In a statement on state media Friday, a spokesman for the North Korean National Defense Commission described Seoul's offer of talks about the complex as "deceptive."
It said that if Seoul "keeps aggravating the situation," it would "be forced to take the final decisive and crucial measure first."
The South Koreans who remain in the complex are believed to have been looking after the idle factories there. Ryoo said Friday that the South Korean government would support the companies invested in the complex so they can continue with their business activities.
Earlier this month, during a frenzy of fiery rhetoric directed at South Korea and the United States, the North began blocking South Koreans from entering the complex across the heavily fortified border.
It then pulled out the more than 50,000 North Koreans who work in the zone's factories, saying it was temporarily suspending activity there. The move surprised some observers since Kaesong was considered to be a key source of hard currency for the regime of Kim Jong Un.

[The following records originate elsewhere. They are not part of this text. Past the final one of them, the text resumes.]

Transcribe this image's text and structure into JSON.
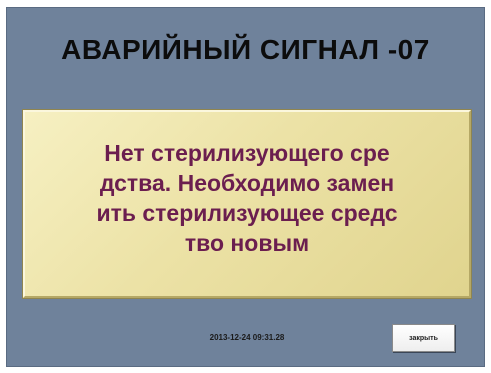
{
  "alarm": {
    "title": "АВАРИЙНЫЙ СИГНАЛ -07",
    "message_lines": [
      "Нет стерилизующего сре",
      "дства. Необходимо замен",
      "ить стерилизующее средс",
      "тво новым"
    ],
    "timestamp": "2013-12-24  09:31.28",
    "close_label": "закрыть"
  },
  "colors": {
    "background": "#6f829b",
    "message_panel": "#ece2a6",
    "message_text": "#6b1e4f",
    "title_text": "#0c0c0c"
  }
}
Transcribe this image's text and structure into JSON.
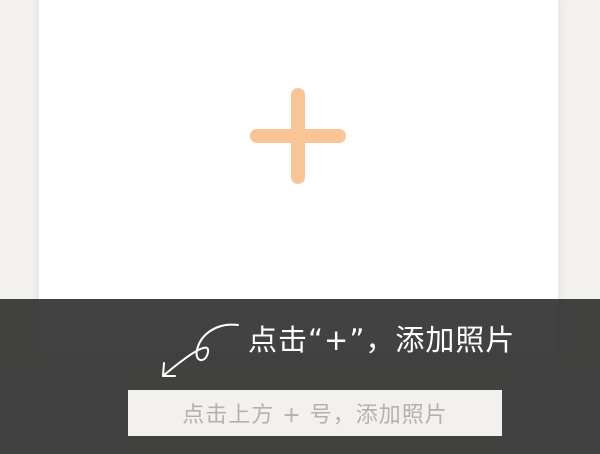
{
  "add_photo_card": {
    "icon": "plus-icon",
    "icon_color": "#f9c597"
  },
  "tip": {
    "text": "点击“+”，添加照片",
    "arrow_icon": "curved-arrow-icon"
  },
  "hint_bar": {
    "text": "点击上方 + 号，添加照片"
  },
  "colors": {
    "overlay": "#2a2a2a",
    "background": "#f2f1ef",
    "hint_text": "#b5b2ad"
  }
}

The situation on the Korean Peninsula deteriorated after the North carried out its latest underground nuclear test in February, prompting the U.N. Security Council to tighten sanctions on the regime in Pyongyang.
The tougher sanctions, together with joint U.S.-South Korean military training exercises in South Korea, intensified North Korea's threats against Washington and Seoul.
The North's ominous language, which unnerved the United States enough for it to move missile-defense systems into the region, had appeared to calm somewhat recently. And the U.S.-South Korean military exercises are due to end in the coming days.
Remarks against 'U.S. imperialists'
But at an event to celebrate the anniversary of the creation of the North Korean military on Thursday, senior officials made remarks that revived the theme of nuclear attack against "U.S. imperialists," something the North repeatedly used in its rhetoric over the past two months.
'One click away'
North Korean pilots "once given a sortie order, will load nuclear bombs, instead of fuel for return, and storm enemy strongholds to blow them up," the state-run news agency cited one commander, Ri Pyong Chol, as saying at the event in Pyongyang on Thursday.
And Strategic Rocket Force Cmdr. Kim Rak Gyom was reported as saying that North Korea's "inter-continental ballistic missiles have set the dens of the brigandish U.S. imperialists as their first target and officers and men of the Strategic Rocket Force are one click away from pushing the launch button."
Earlier this month, a U.S. congressman disclosed a Defense Intelligence Agency assessment that judged with "moderate confidence" that the North can deliver a nuclear device with a missile, though with "low" reliability.
But James Clapper, the director of national intelligence, later told the Senate Armed Services Committee that other U.S. intelligence agencies don't share the DIA's conclusion.
CNN's K.J. Kwon reported from Seoul, and Jethro Mullen reported and wrote from Hong Kong.